Butter15 Posted July 8, 2004 Posted July 8, 2004 Hi! I have been dating this guy for 9 months. We both are happy together. We have lots of things in common, so we can talk for hours. The problem is my mom said something bad about his parents, it made me upset because I know that it wasn't true. I told my boyfriend and he got really mad, I expected that but I wanted to be honest about it. Well, a few days later he pretty much got put in a situation where he had to tell his parents, they were really mad and they didn't want us to be together anymore. So, he broke up with me on Monday, but later that day we got back together. It just felt so different, I feel really bad about it. It still hurts that he broke up with me even though we are still as of now together. I talked to my mom and made her admit she was wrong to say that about his parents(I couldn't tell her I told my bf, she'd get mad). Well, my bf told his parents she was sorry and stuff but they are still kinda mad. Another thing was that they aren't really mad at me, but sorta because i'm kinda shy around them. My bf said if I came to his house I would have to not be shy. I'm not really scared of his parents I just don't know what to say. So if any of you can help with that. The main thing that is still bothering me is that it seems like we don't have conversations like we used to, I may be just thinking to much into it since it's only been a few days since Monday. It stiil kinda hurts to that he broke up with me even though we still are together. I don't really know what'd wrong with me. I just feel kind of like i'm a lower person than him since my mom said that stuff, because it made him really mad. He says he still wants to be with me and cares for me alot and I care alot about him too. I guess I just need advice on what to do and if you think this relationship would last and why I feel so bad?
pink_is_cool_15 Posted July 9, 2004 Posted July 9, 2004 Its hard to talk to the parents and to not be shy but most parents bring up the conversations you just have to really go along with it and show interest in what they are talking about and after the 1st few times you figure that its really no that bad having conversations with your boyfriends parents it will start getting really easy for you. It is understandable that your still hurting because he broke up with you, its porbably just shoke that you nearly lost him. but look at the good side you have him back, and it will be arkward between the 2 of you for a while because everything that has happend would have shocked the both of you, but keep trying to get things back to the way they were it might take a little time but dont give up and in the end the both of you will be fine, and you realtionship will last for the both of you to get through what you went through and to still love each other and care is really good. good luck on your realtionship..

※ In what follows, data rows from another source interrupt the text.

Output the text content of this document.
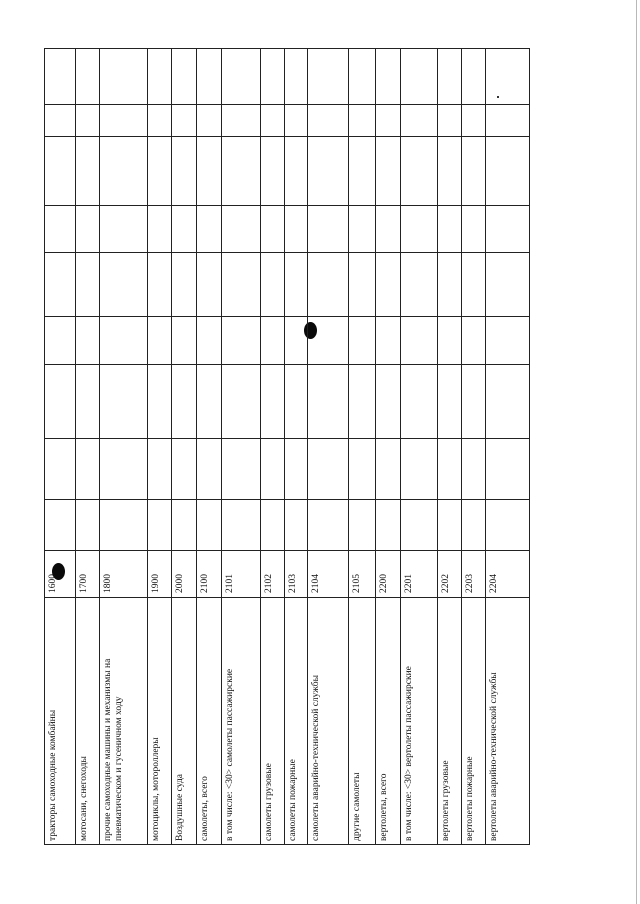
тракторы самоходные комбайны
1600
мотосани, снегоходы
1700
прочие самоходные машины и механизмы на пневматическом и гусеничном ходу
1800
мотоциклы, мотороллеры
1900
Воздушные суда
2000
самолеты, всего
2100
в том числе: <30> самолеты пассажирские
2101
самолеты грузовые
2102
самолеты пожарные
2103
самолеты аварийно-технической службы
2104
другие самолеты
2105
вертолеты, всего
2200
в том числе: <30> вертолеты пассажирские
2201
вертолеты грузовые
2202
вертолеты пожарные
2203
вертолеты аварийно-технической службы
2204
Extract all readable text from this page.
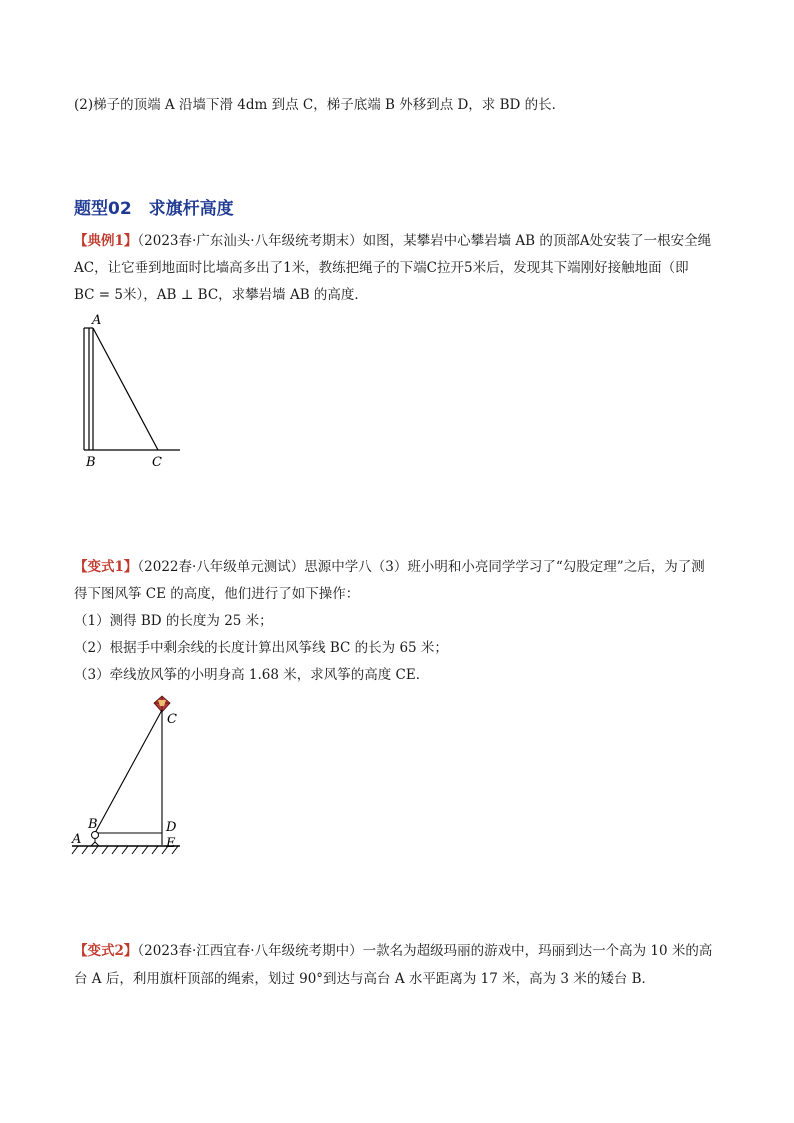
(2)梯子的顶端 A 沿墙下滑 4dm 到点 C，梯子底端 B 外移到点 D，求 BD 的长．
题型02　求旗杆高度
【典例1】（2023春·广东汕头·八年级统考期末）如图，某攀岩中心攀岩墙 AB 的顶部A处安装了一根安全绳
AC，让它垂到地面时比墙高多出了1米，教练把绳子的下端C拉开5米后，发现其下端刚好接触地面（即
BC = 5米），AB ⊥ BC，求攀岩墙 AB 的高度．
A
B	C
【变式1】（2022春·八年级单元测试）思源中学八（3）班小明和小亮同学学习了“勾股定理”之后，为了测
得下图风筝 CE 的高度，他们进行了如下操作：
（1）测得 BD 的长度为 25 米；
（2）根据手中剩余线的长度计算出风筝线 BC 的长为 65 米；
（3）牵线放风筝的小明身高 1.68 米，求风筝的高度 CE．
C
B	D
A	E
【变式2】（2023春·江西宜春·八年级统考期中）一款名为超级玛丽的游戏中，玛丽到达一个高为 10 米的高
台 A 后，利用旗杆顶部的绳索，划过 90°到达与高台 A 水平距离为 17 米，高为 3 米的矮台 B．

jen_jen_heartbroken Posted July 9, 2004 Posted July 9, 2004 Just make sure to make it very clear to him that you are not the same person as your parents are. That you do not share their opinion. Tell him that while you are sorry for what was said, that you want him to understand that you are not responsible for other people's actions...even if they are your parents. As far as being shy...I can understand how you would be. But try to sit down with his folks and nicely explain that you are willing to talk about it if they are still upset...and just make it clear that you want to have a good relationship with them, because you care about their son, and you don't want anything that your family said to come between your relationship with them...and that you also don't want to be put in the middle of the situation. If they are reasonable adults, they will understand this and respect you for your candor and maturity.
Author Butter15 Posted July 9, 2004 Author Posted July 9, 2004 Thanks, but his parents are still mad and I don't know what to do. I was up all night thinking about it and I think that I'm just gonna' tell them everything, I didget my mom to admit she was wrong about saying that stuff because she doesn't know them and stuff and my bf told his parents but i think maybe if i tell them it might be better and to also tell them that i'm sorry for being so shy and just tell them that I think that they are really nice and stuff like that and also that i'd really like it if they would still let me be with their son because i like him alot. I think they should understand that. My bf though he said last night that things are just different now and his parents are still mad but if i tell him what i plan to do i think things should be alright. I still feel really sick to my stomach right now and i'm having trouble sleeping, so i hope all of this clears up soon. Thanks for the advice and if anyone else has any feel free to post!
Author Butter15 Posted July 12, 2004 Author Posted July 12, 2004 Hey! Guess what everything worked out I talked to his parents and they said if it happened again then well, we can't be together. I understand why. They just don't want anyone to mess with their son, so yeah I understand, but hey if my mom does say anything I just won't tell him cuz it'll just cause problems agian and i'll just talk to my mom and ask why she said it so it's not that big of a deal. She doesn't know them so it doesn't matter what she thinks. She made me really mad though. Anyway things worked out and I was so happy yesterday. Well, thanks again to everyone that posted, and I think that now I won't really have a problem talking to his parents anymore because I talked to them for like ten minutes straight about everything and anyway i did say i as sorry for being so shy. If anyone does have anymore advice on how i could make things even more better, feel free to post, but i think the best thing to do right now is just give it some time. Oh and if anyone would like to tell me what they usually talk about with their bf's parents please tell me it would help alot thanks!